Wenn der Abiturdurchschnitt nicht für den Wunschstudiengang reicht, sollten Studienbewerber nicht gleich aufgeben. Es gibt durchaus Alternativen. © DPA/ Felix Kästle

Angenommen, Sie wollten Wirtschaftswissenschaften an der Goethe-Universität Frankfurt studieren. Dann musste im vergangenen Wintersemester die Abitur-Note besser als 2,0 sein. Für Kommunikationswissenschaften in Münster brauchten Bewerber 1,9. Biologie in Saarbrücken war mit 1,8 möglich. Psychologie in Dresden konnten nur Abiturienten mit einem Schnitt von 1,3 und besser belegen. Aber das ist noch gar nichts: Wollen Sie direkt nach dem Abitur Medizin studieren, brauchten Sie in den meisten Bundesländern einen Notendurchschnitt von mindestens 1,1. 

Und das wird sich auch in diesem Jahr nicht ändern. "Mit den doppelten Abiturjahrgängen in Nordrhein-Westfalen und Hessen wird sich die Situation weiter verschärfen", sagt Dirk Naumann zu Grünberg, Rechtsanwalt mit dem Spezialgebiet Studienplatzklagen. Bislang gilt das Jahr 2011 als Rekordjahr bei den Studienanfängern. Damals begannen etwa 518.000 Erstsemester ihr Studium. Die Beratungsgesellschaft für Hochschulen CHE Consult rechnet für 2013 mit ähnlich hohen Anfängerzahlen. Doch keine Angst: Auch mit einem Abischnitt von 3,0 ist es möglich, einen Studienplatz zu bekommen.

Denn ungefähr die Hälfte der Studiengänge ist weiterhin frei zugänglich – egal mit welcher Abiturnote. Und diese simple Tatsache übersehen viele Studienanfänger. Sie legen sich von vorne herein auf einen Studienort fest. Und das sind meist die großen Städte wie Berlin, Köln oder München

Studienbewerber müssen flexibler werden

Das erlebt auch Patrick Ruthven-Murray ständig.
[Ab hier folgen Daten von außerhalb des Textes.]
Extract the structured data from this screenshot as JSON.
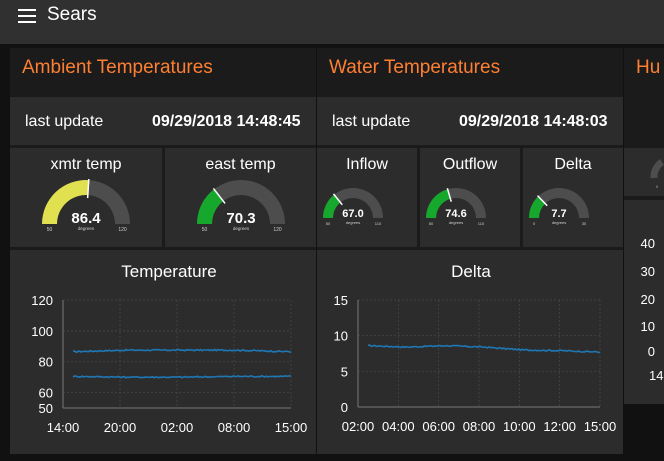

Der Gründer der Berliner Studienberatung Plan Z weiß: "Manchen angehenden Studenten muss ich erst mal erklären, dass es noch andere interessante Uni-Städte gibt." Und dort ist es häufig einfacher. "In Wirtschaftswissenschaften und in Jura finden Abiturienten auch mit einem Notendurchschnitt von schlechter als 3,0 einen Studienplatz", sagt Ruthven-Murray. Während an der Ludwig-Maximilians-Universität München im  vergangenen Wintersemester der Grenzwert für Jura 2,1 war, kann man in Trier zulassungsfrei studieren. An der Humboldt-Universität Berlin konnten Studienanfänger mit einem Durchschnitt von 1,8 das BWL-Studium aufnehmen. Im Gegensatz dazu reichte im hessischen Marburg ein Schnitt von 2,8 aus, um angenommen zu werden. "Sie müssen nur richtig suchen und dürfen nicht davon ausgehen, dass sie an einem Nachmittag das richtige Studienangebot finden", sagt der Studienberater. Die örtliche Flexibilität erhöht die Chancen auf den Wunschstudienplatz also enorm. Bei sehr speziellen Studiengängen, die nur an wenigen Hochschulen angeboten werden, reicht dieser einfache Trick allerdings nicht aus.

Eine weitere Möglichkeit an den gewünschten Studienplatz zu kommen, sind Wartesemester. Gerade bei Studiengängen wie Humanmedizin oder Zahnmedizin, die über die zentrale Vergabestelle Hochschulstart besetzt werden, sind sehr gute Abiturnoten Voraussetzung und die  Wartezeit entsprechend hoch. Sie kann bis zu sechs Jahre betragen. Von so langen Überbrückungszeiträumen rät Ruthven-Murray ab. "Zwei Semester auf einen Studienplatz zu warten, ist okay. Aber auf keinen Fall länger", sagt der Studienberater. Der finanzielle Ausfall sei zu hoch. Zwei Semester hingegen kann der Abiturient sinnvoll überbrücken – zum Beispiel mit einem Freiwilligendienst. Das bringt nicht nur die ersehnten Wartesemester ein, sondern Erfahrungen aus dem Leben und dem Berufsalltag. Auch im Lebenslauf macht sich soziales Engagement gut.